Note: This is a very good idea, to reduce the overhead the CPL=3 -> CPL=0 -> CPL=3 switching.
Now...
If the current task is being pre-empted because it called a "yield()" kernel API function, then there's no guarantee that any interrupt was involved at all. The kernel API (whatever it is) would do its "call [table+eax*4]" which would probably call that "decide_which_task_to_switch_to(void)" function I mentioned earlier, which would call the "goto_thread()" function. The "goto_thread()" function only sees a normal function call.
If the current task is being pre-empted because it used all of the CPU time it was given; then this isn't really any different to the task voluntarily calling "yield()". The result is the same - e.g. the timer IRQ calls the "decide_which_task_to_switch_to(void)" function, which would call the "goto_thread()" function. The "goto_thread()" function only sees a normal function call.
If the current task is blocked (e.g. it called "sleep()" or "load_huge_file_from_slow_floppy()" or something); then it still ends up the same. Something ends up calling the "decide_which_task_to_switch_to(void)" function, which would call the "goto_thread()" function.
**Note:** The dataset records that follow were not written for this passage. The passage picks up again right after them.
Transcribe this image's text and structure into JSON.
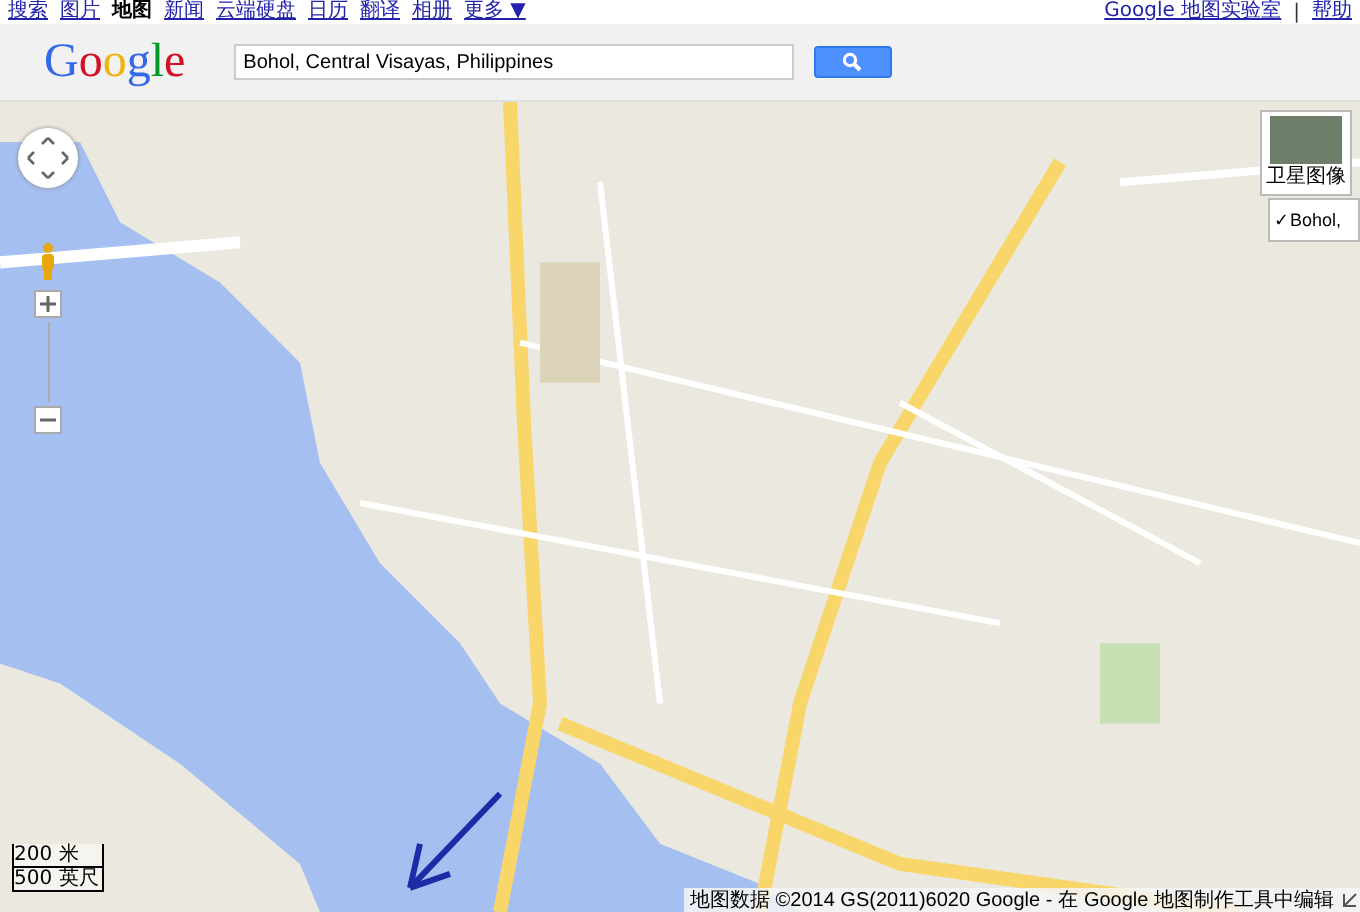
{
  "top_nav": [
    {
      "label": "搜索",
      "selected": false
    },
    {
      "label": "图片",
      "selected": false
    },
    {
      "label": "地图",
      "selected": true
    },
    {
      "label": "新闻",
      "selected": false
    },
    {
      "label": "云端硬盘",
      "selected": false
    },
    {
      "label": "日历",
      "selected": false
    },
    {
      "label": "翻译",
      "selected": false
    },
    {
      "label": "相册",
      "selected": false
    },
    {
      "label": "更多 ▼",
      "selected": false
    }
  ],
  "top_links": [
    "Google 地图实验室",
    "帮助"
  ],
  "link_separator": "|",
  "logo": "Google",
  "search": {
    "value": "Bohol, Central Visayas, Philippines"
  },
  "map_type": {
    "label": "卫星图像"
  },
  "layer": {
    "label": "Bohol,",
    "check_mark": "✓",
    "checked": true
  },
  "scale": [
    "200 米",
    "500 英尺"
  ],
  "attribution": "地图数据 ©2014 GS(2011)6020 Google - ",
  "edit_link": "在 Google 地图制作工具中编辑"
}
The "goto_thread()" function only sees a normal function call.
If the current task is being pre-empted because a higher priority task unblocked; then this is different. Something (e.g. a device driver) calls something (e.g. a kernel "unblock_thread(thread)" function), which calls the "goto_thread()" function directly.
The "goto_thread()" function only sees a normal function call.
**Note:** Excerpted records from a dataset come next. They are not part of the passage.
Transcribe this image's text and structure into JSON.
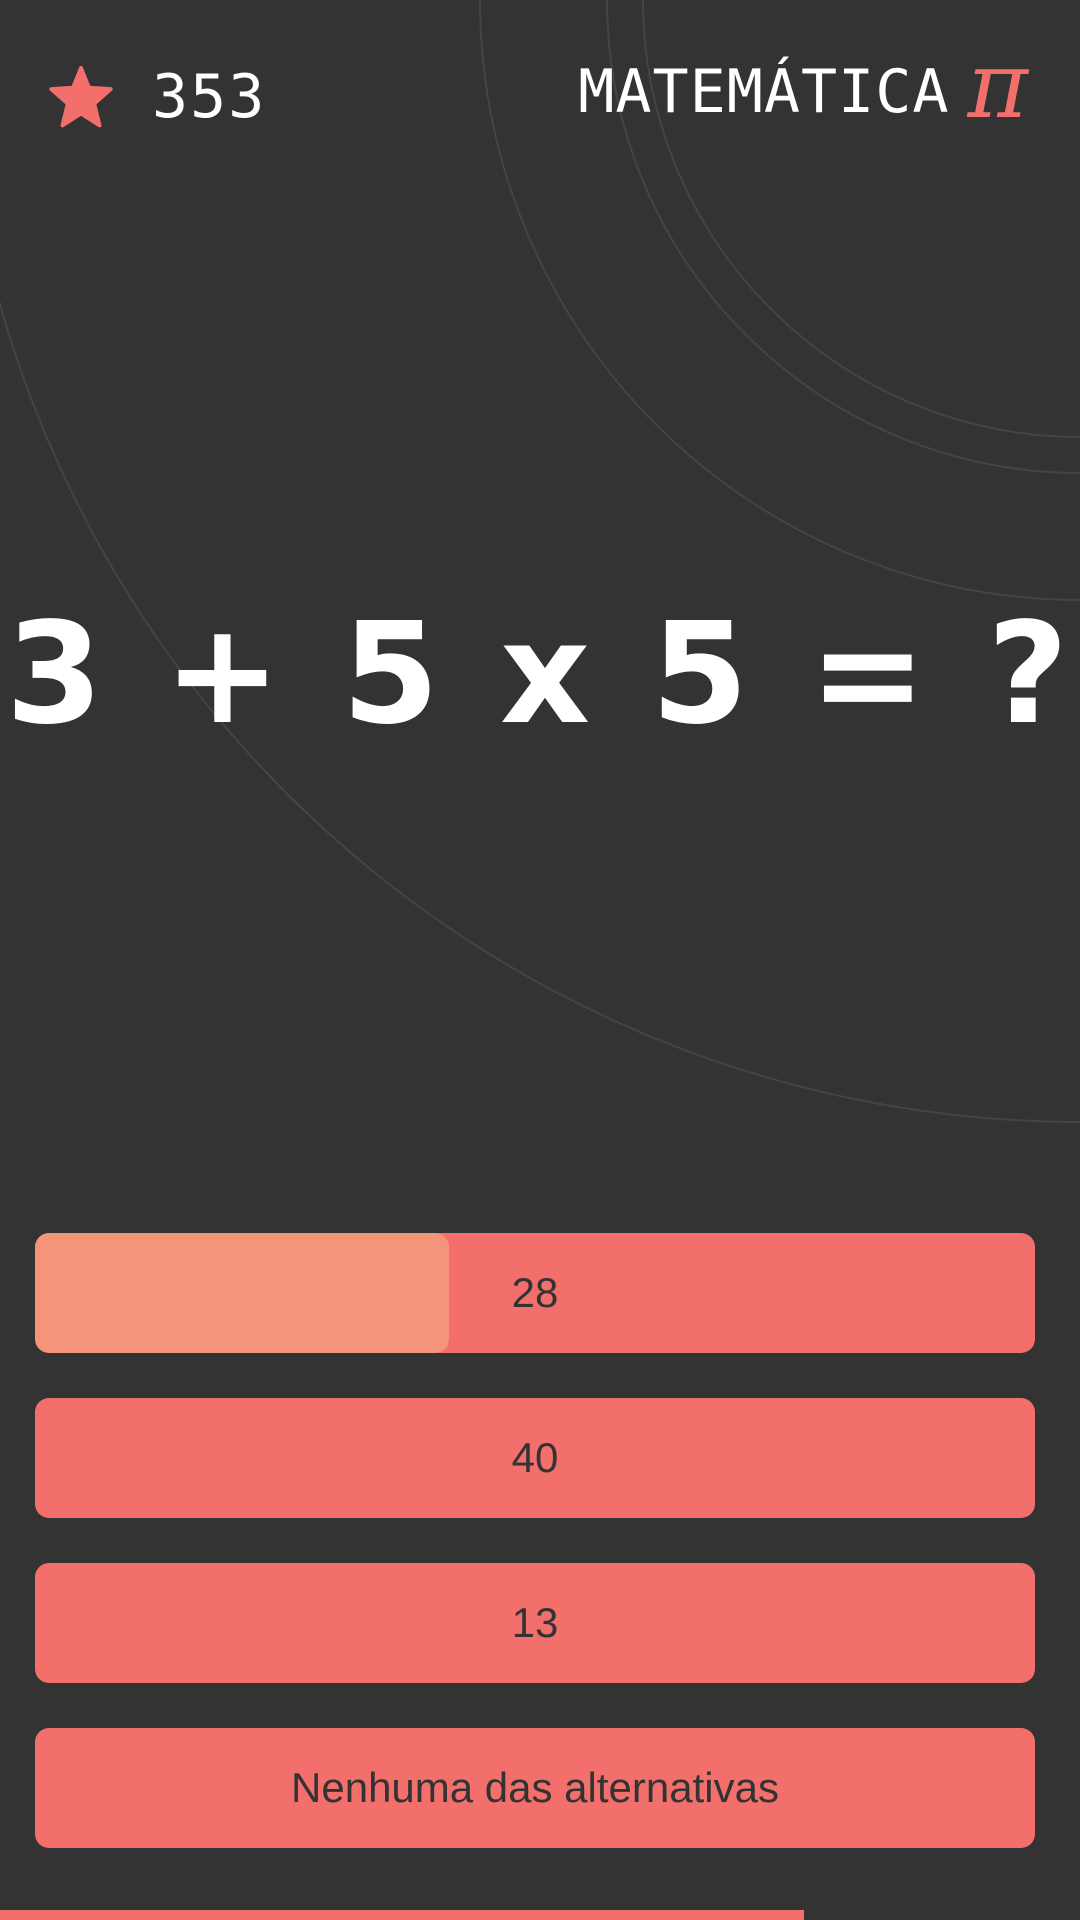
{
  "header": {
    "score": "353",
    "brand_title": "MATEMÁTICA",
    "brand_symbol": "π",
    "star_icon": "star-icon",
    "pi_icon": "pi-icon"
  },
  "question": {
    "text": "3 + 5 x 5 = ?"
  },
  "answers": [
    {
      "label": "28",
      "highlight_fraction": 0.414
    },
    {
      "label": "40"
    },
    {
      "label": "13"
    },
    {
      "label": "Nenhuma das alternativas"
    }
  ],
  "timer": {
    "remaining_fraction": 0.744
  },
  "colors": {
    "background": "#333333",
    "accent": "#f26f6c",
    "highlight": "#f4957a",
    "text_light": "#ffffff",
    "text_dark": "#333333"
  }
}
Under no circumstances does the "goto_thread()" function ever see anything other than a normal function call (where creating a new thread emulates a normal function return, so that "goto_thread()" doesn't see anything different).
naegelejd wrote:If so, how would "goto_task" be called since a switch inside an interrupt handler requires the target thread's stack to contain at least EIP, CS, and EFLAGS, in addition to registers because the handler ends with an IRET?
For a simple example, imagine an interrupt handler like this:
Code: Select all
interruptHandler(void) {
foo();
bar();
if(something) {
do_something();
}
}
When the interrupt handler starts, the return EIP, return CS and return EFLAGS are on the stack. If it doesn't call "do_something()" then this return information is still on the stack when the function exists. If it does call "do_something()" then the return information is still on the stack when the function exists. It simply makes no difference whether "do_something()" is called or not.
Now imagine if "do_something()" looks like this:
Code: Select all
int k = 0;
void do_something(void) {
k = (k + 54321) * 1234567;
if( (k & 3 == 0) {
goto_thread(4);
}
}
In this case, the return EIP, return CS and return EFLAGS are on the stack is still where it always was when the interrupt handler exists. It still makes no difference whether "do_something()" is called or not.
Note: Technically, if this was an IRQ handler then it'd probably need to send its EOI before calling "do_something()", so it would need to care a tiny little bit if a task switch can happen or not.